Christians in the villages of Nazlet Abdel Messih and Al-Badraman have demanded additional security following threats against them, claim local sources. The threats came from followers of a local crime boss Ali Abu Hussein, who was killed last week in a battle with a Christian family following Abu Hussein’s attempt to kidnap one of their female members in Nazlet Abdel Messih. Christians have also been threatened in the village of Al-Badraman, where Abu Hussein was from.
Residents claim that men in Abu Hussein’s gang have staged protests against the local Coptic community and distributed leaflets referring to the deceased kingpin a “martyr” and calling on Muslims to retaliate against the village’s Christian families.
In a statement on Saturday, the Justice and Development Organisation accused the Interior Ministry of failing to control Abu Hussein’s operations while he was alive and of ignoring sectarian strife brewing in the area.

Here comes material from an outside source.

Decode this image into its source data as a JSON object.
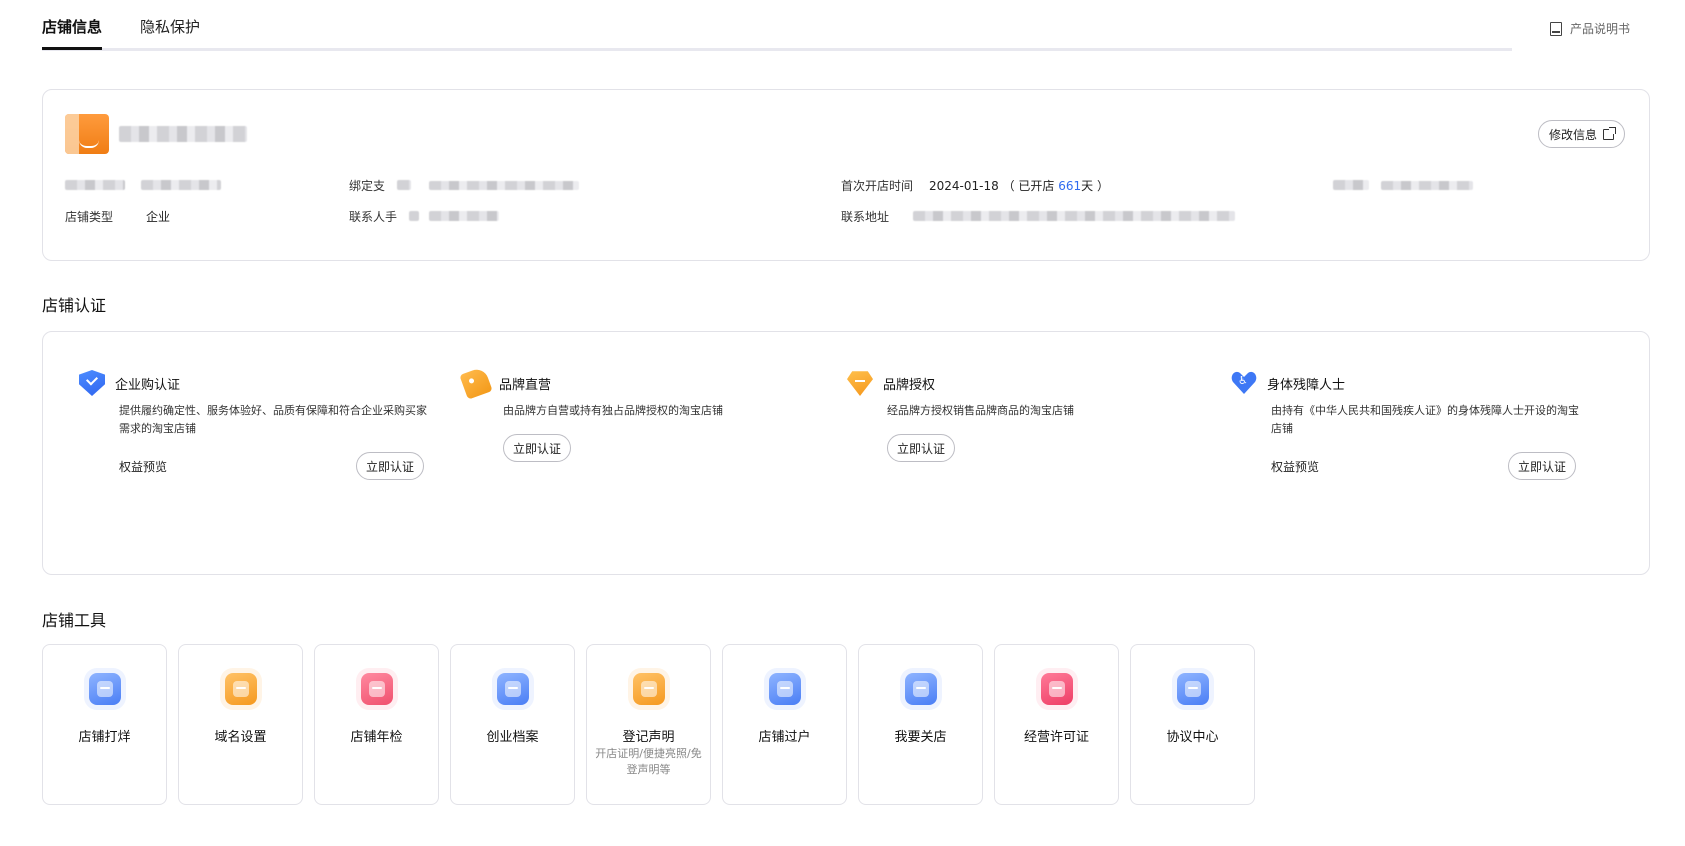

“Copts have become easy targets for outlaws and extremists and after the 25 January revolution their lives and property have become prey in the absence or complicity of security services, and a passive position of the presidency, which talks constantly about the suffering of the Palestinians and sends them all support, but ignores the suffering of the Copts as citizens,” read a statement from the Maspero Youth Union (MYU). “The [MYU] confirms that the Copts of Al-Badraman and Nazlet Abdel Messih in Mallawi are on the threshold of a new massacre.”
The MYU called for investigations of the governor and head of security of Minya for negligence in dealing with armed groups that roam free and escalated sectarian tensions under their watch.
A rights group, Copts without Restrictions, released a statement warning of a “disaster” in Mallawi last week, and said Abu Hussein’s men were taking retaliatory measures in the aftermath of his death.
Two members of the Marzouk family and Abu Hussein were killed in clashes last week in the town of Nazlet Abdel Messih in the Minya Governorate. Abu Hussein had developed a notorious reputation in Mallawi for extorting property and money from local residents following last year’s revolution.
The extent of Abu Hussein’s alleged crimes were well known and reported for months, but Egypt’s security forces had failed to react and clamp down on security in the area, which deteriorated following the uprising.
Despite being threatened, Christian families have not left the area, as most have been living in Mallawi for generations and leaving would threaten the assets their families hold in their villages.
Christian families previously fled the northern Sinai town of Rafah when flyers were distributed to their homes and businesses threatening them with violence. The Governor of North Sinai initially reacted to the threats by facilitating the flight. Afterwards Christians returned to Rafah under heavy government security.